Живко задумчиво провел рукой по бороде.
– Я вчера все-таки прошелся до границы, – начал он. – Аккуратно шел, никто меня не заметил. И набрел… У нас там стена строится, – шепотом сказал он. – Где-то в два моих роста, каменная, огромная. Замуровывают нас, Козарин. Намертво. Вот тебе и Великий Острог. Вместо простых дозорных башен теперь стена, чтобы никто не вошел и не вышел.
– Эвона как… – отозвался Козарин спокойно, не отрывая глаз от дороги, но видно было, как от ярости напряглись желваки на его шее.
– Я к матери зашел, когда возвращался, – вполголоса продолжил Живко. – Рассказал – так она едва не прокляла их всех, а потом… В общем, предложила она уходить отсюда. Ее саму тут только мы и держим, она давно подумывала, да не хочет нас бросать. А теперь все страшнее и страшнее становится. Закроют нас здесь без входа и выхода. Мы с тобой и жены ладно, прожили бы, но за девочек страшно. Мать говорила, до нее слухи доходили, что совсем уж крепко за магов возьмутся. За всех, кого не выловили за эти годы. И у нас времени почти не осталось. Сейчас стена до ельника достроена. Я присмотрелся: строят быстро, однако еще несколько недель до того, как стена до болотной гати дойдет, есть. А дальше лес не наш, там я плохо его знаю.
– Даже не знаю… – растерялся Козарин. – И как нам мимо дозоров пробраться? Да и Ждана идти не захочет…
– Мимо дозоров я бы провел, – задумывается Живко. – А вот захотят ли… Знаешь, нам-то, может, и не будет особо ничего грозить, но девчушек надо спасать. Сгинут они здесь. Если бы хоть их с матерью отправить, пусть далеко от нас будут, зато живые.
– Одних? С Всемилой? – Козарин посмотрел на друга изумленно, но задумался.
– Да хотя бы и с Всемилой, – все так же тихо сказал Живко. – Мать хоть и долго пожила, но еще здоровая и крепкая. С ней они не пропадут. Да и знаю я, что в молодости знакома она была с кем-то из сольгардцев и галлов, сможет найти приют. Нельзя им тут оставаться: если тут стену построят да начнут частым бреднем всех перебирать, выйдут на них.
– Как же я с Горенькой-то расстанусь, – тоскливо проговорил Козарин, – и Ждана не пустит.
Живко побледнел, но твердо сказал:
– Мне самому хуже ножа мысль, что Ярушу не увижу, но лучше пусть не увижу, чем смотреть, как дочь на площадь выволокут, да сожгут там али камнями забьют.
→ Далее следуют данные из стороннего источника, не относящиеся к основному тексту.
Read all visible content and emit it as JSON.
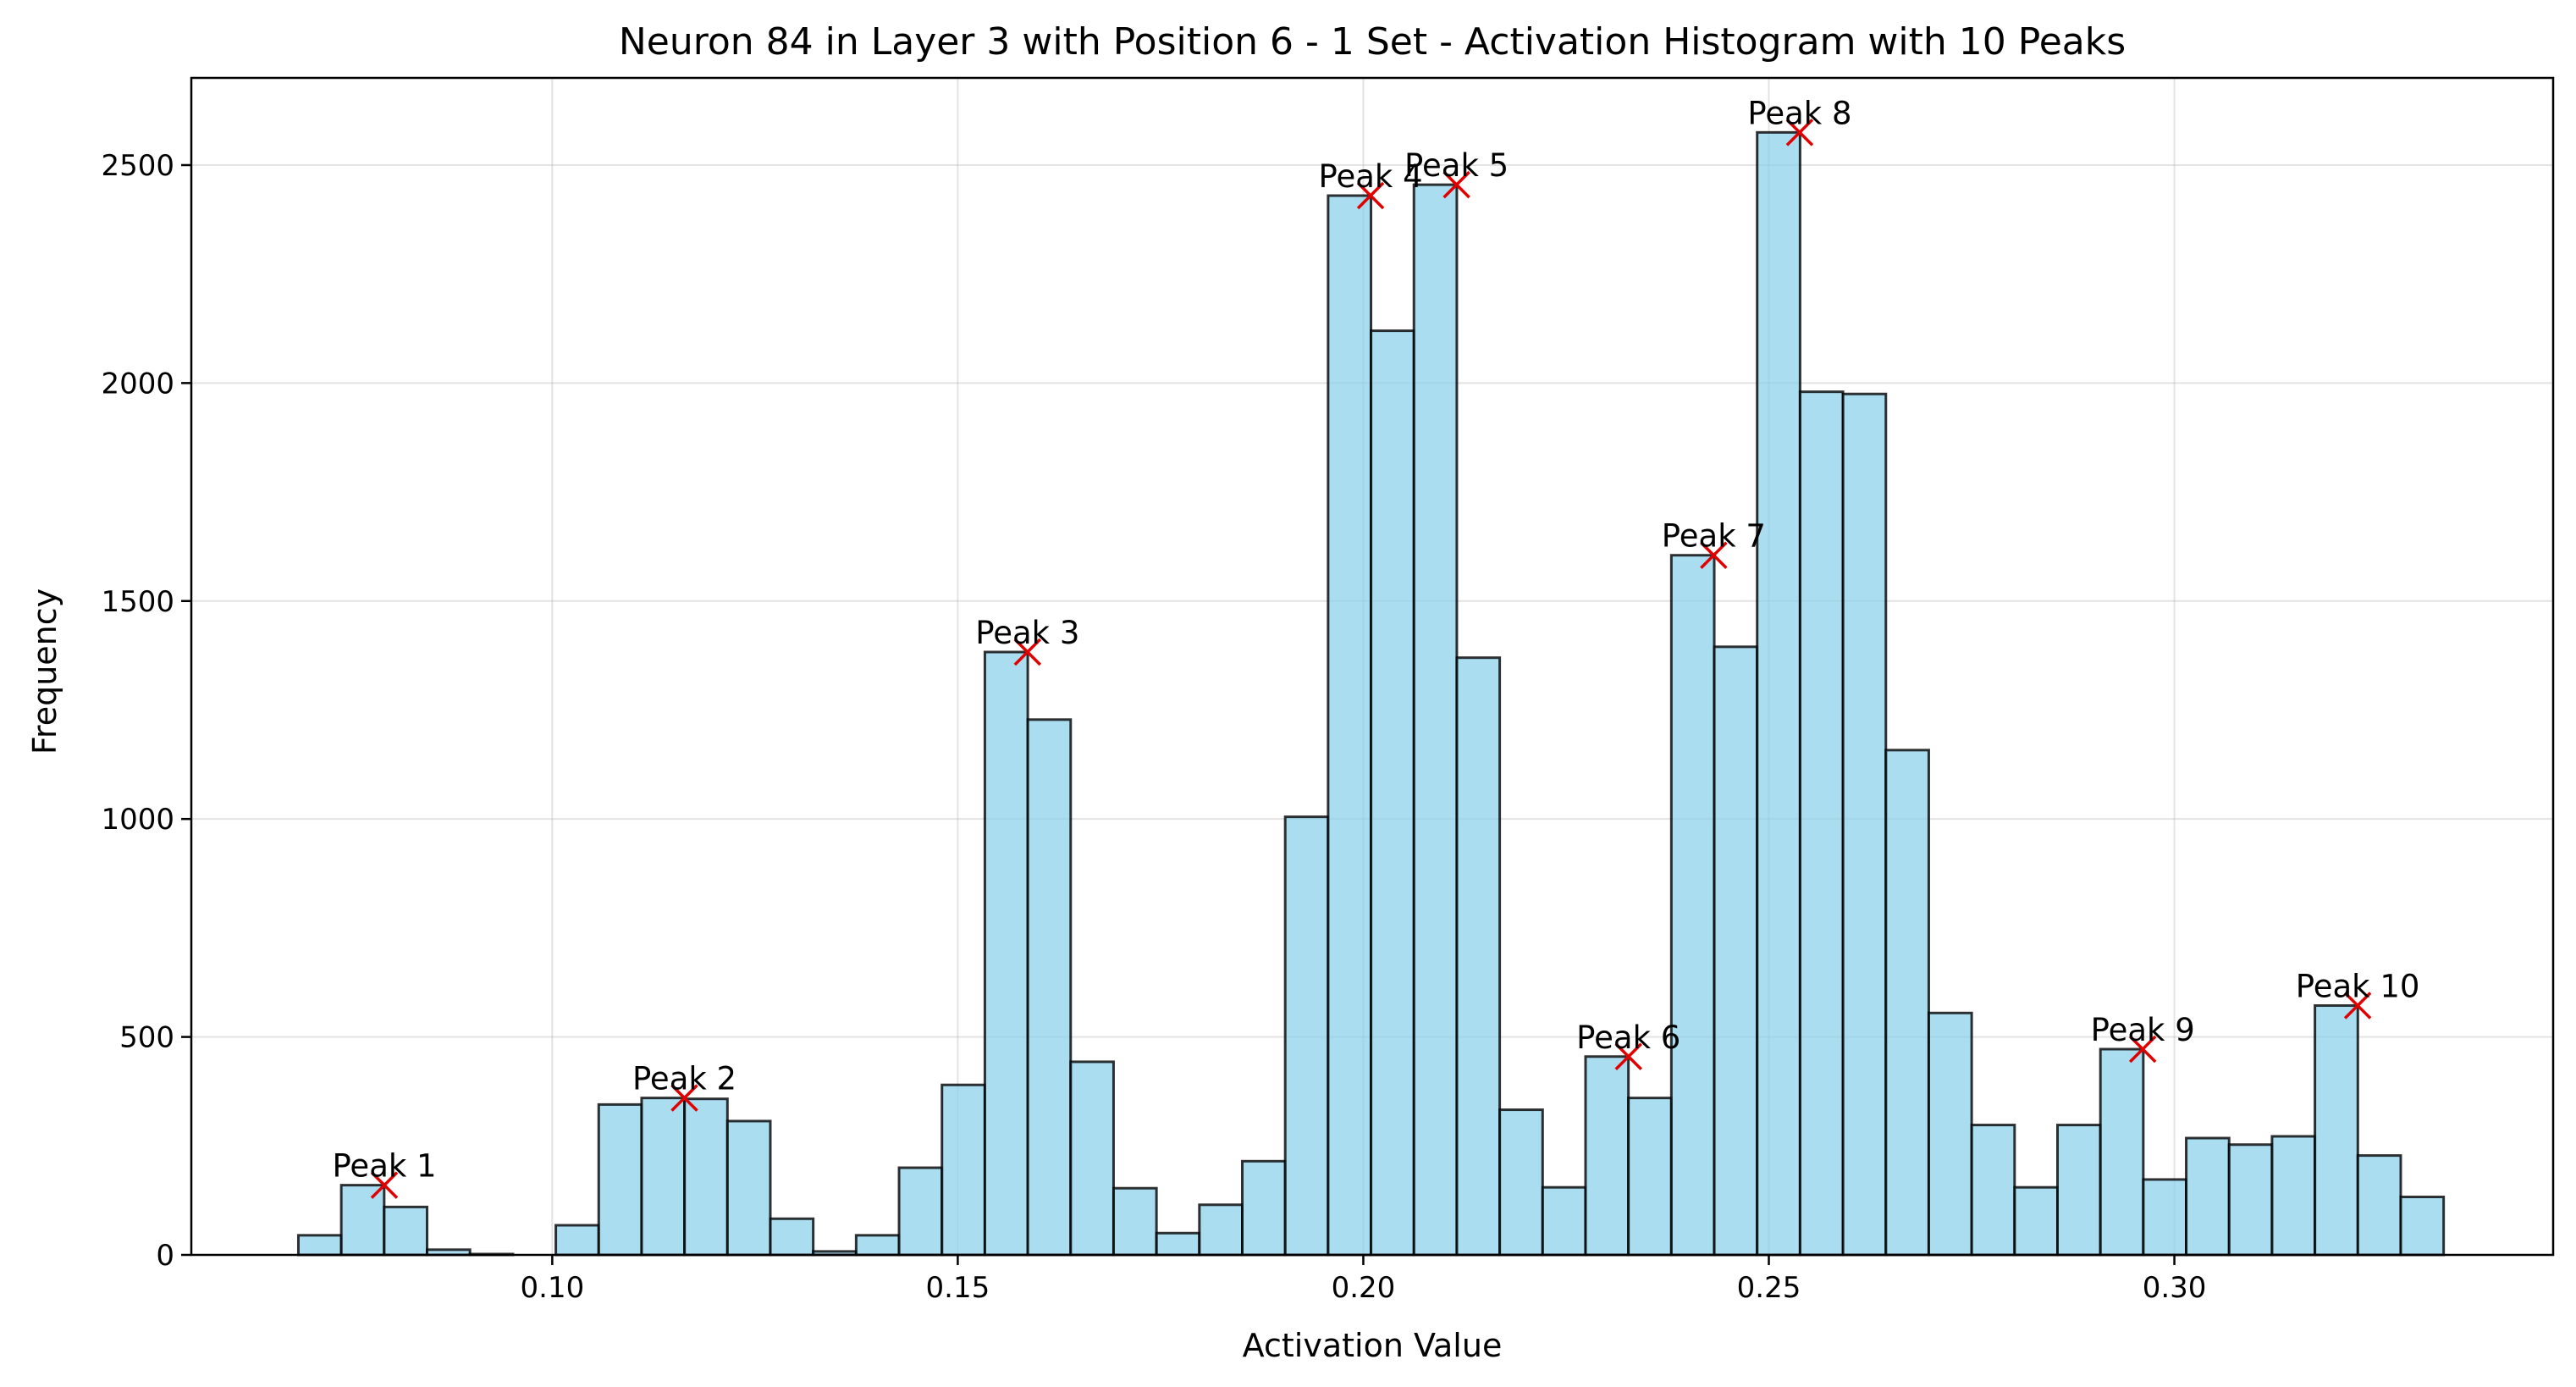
{
  "chart_data": {
    "type": "bar",
    "title": "Neuron 84 in Layer 3 with Position 6 - 1 Set - Activation Histogram with 10 Peaks",
    "xlabel": "Activation Value",
    "ylabel": "Frequency",
    "xlim": [
      0.0555,
      0.3467
    ],
    "ylim": [
      0,
      2700
    ],
    "grid": true,
    "x_ticks": [
      0.1,
      0.15,
      0.2,
      0.25,
      0.3
    ],
    "x_tick_labels": [
      "0.10",
      "0.15",
      "0.20",
      "0.25",
      "0.30"
    ],
    "y_ticks": [
      0,
      500,
      1000,
      1500,
      2000,
      2500
    ],
    "y_tick_labels": [
      "0",
      "500",
      "1000",
      "1500",
      "2000",
      "2500"
    ],
    "bin_start": 0.0687,
    "bin_width": 0.00529,
    "counts": [
      45,
      160,
      110,
      12,
      2,
      0,
      68,
      345,
      360,
      358,
      307,
      83,
      8,
      45,
      200,
      390,
      1383,
      1228,
      443,
      153,
      50,
      115,
      215,
      1005,
      2430,
      2120,
      2455,
      1370,
      333,
      155,
      455,
      360,
      1605,
      1395,
      2575,
      1980,
      1975,
      1158,
      555,
      298,
      155,
      298,
      472,
      173,
      268,
      253,
      272,
      572,
      228,
      133
    ],
    "bar_color": "#87ceeb",
    "marker_color": "#e00000",
    "peaks": [
      {
        "label": "Peak 1",
        "x": 0.0793,
        "y": 160
      },
      {
        "label": "Peak 2",
        "x": 0.1163,
        "y": 360
      },
      {
        "label": "Peak 3",
        "x": 0.1586,
        "y": 1383
      },
      {
        "label": "Peak 4",
        "x": 0.2009,
        "y": 2430
      },
      {
        "label": "Peak 5",
        "x": 0.2115,
        "y": 2455
      },
      {
        "label": "Peak 6",
        "x": 0.2327,
        "y": 455
      },
      {
        "label": "Peak 7",
        "x": 0.2432,
        "y": 1605
      },
      {
        "label": "Peak 8",
        "x": 0.2538,
        "y": 2575
      },
      {
        "label": "Peak 9",
        "x": 0.2961,
        "y": 472
      },
      {
        "label": "Peak 10",
        "x": 0.3226,
        "y": 572
      }
    ]
  }
}
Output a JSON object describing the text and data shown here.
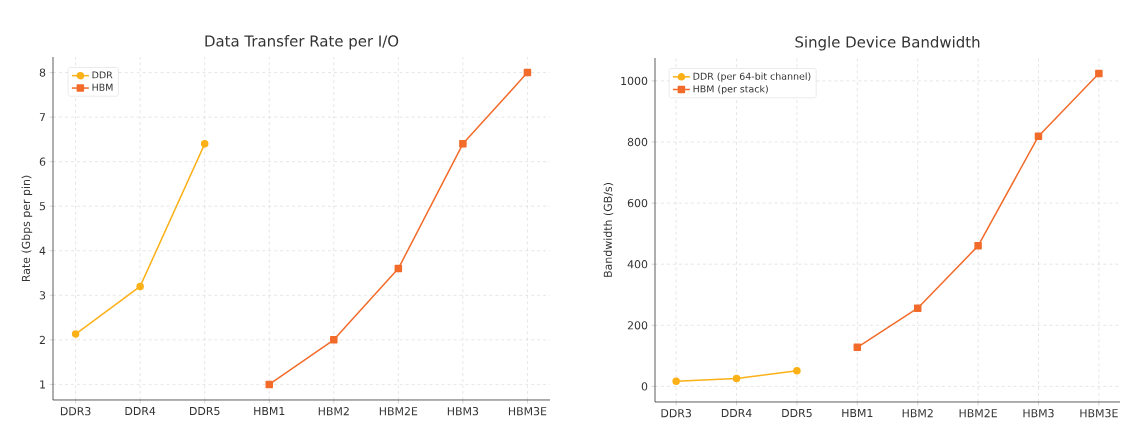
{
  "chart_data": [
    {
      "type": "line",
      "title": "Data Transfer Rate per I/O",
      "ylabel": "Rate (Gbps per pin)",
      "categories": [
        "DDR3",
        "DDR4",
        "DDR5",
        "HBM1",
        "HBM2",
        "HBM2E",
        "HBM3",
        "HBM3E"
      ],
      "series": [
        {
          "name": "DDR",
          "color": "#fbb117",
          "marker": "circle",
          "values": [
            2.13,
            3.2,
            6.4,
            null,
            null,
            null,
            null,
            null
          ]
        },
        {
          "name": "HBM",
          "color": "#f26b2a",
          "marker": "square",
          "values": [
            null,
            null,
            null,
            1,
            2,
            3.6,
            6.4,
            8
          ]
        }
      ],
      "ylim": [
        0.65,
        8.35
      ],
      "yticks": [
        1,
        2,
        3,
        4,
        5,
        6,
        7,
        8
      ],
      "grid": true,
      "legend": "top left",
      "line_style": "solid"
    },
    {
      "type": "line",
      "title": "Single Device Bandwidth",
      "ylabel": "Bandwidth (GB/s)",
      "categories": [
        "DDR3",
        "DDR4",
        "DDR5",
        "HBM1",
        "HBM2",
        "HBM2E",
        "HBM3",
        "HBM3E"
      ],
      "series": [
        {
          "name": "DDR (per 64-bit channel)",
          "color": "#fbb117",
          "marker": "circle",
          "values": [
            17,
            26,
            51,
            null,
            null,
            null,
            null,
            null
          ]
        },
        {
          "name": "HBM (per stack)",
          "color": "#f26b2a",
          "marker": "square",
          "values": [
            null,
            null,
            null,
            128,
            256,
            460,
            819,
            1024
          ]
        }
      ],
      "ylim": [
        -51,
        1075
      ],
      "yticks": [
        0,
        200,
        400,
        600,
        800,
        1000
      ],
      "grid": true,
      "legend": "top left",
      "line_style": "solid"
    }
  ]
}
Времени думать нет, решайся, Козарин.
Учитель поморщился:
– Ты прав, – сказал он глухо. – Я с ней потолкую. Может, и пойдет вместе с твоей дочерью. А Ждане и говорить ничего не буду. Пусть потом голосит, когда Горя уже далеко будет.
Живко бросил взгляд назад. Его мать сидела рядом с женой и, казалось, принимала участие в оживленном разговоре Стояны и Жданы, однако Живко знал, что Всемила сейчас пытается уловить каждый шепоток, доносящийся с облучка.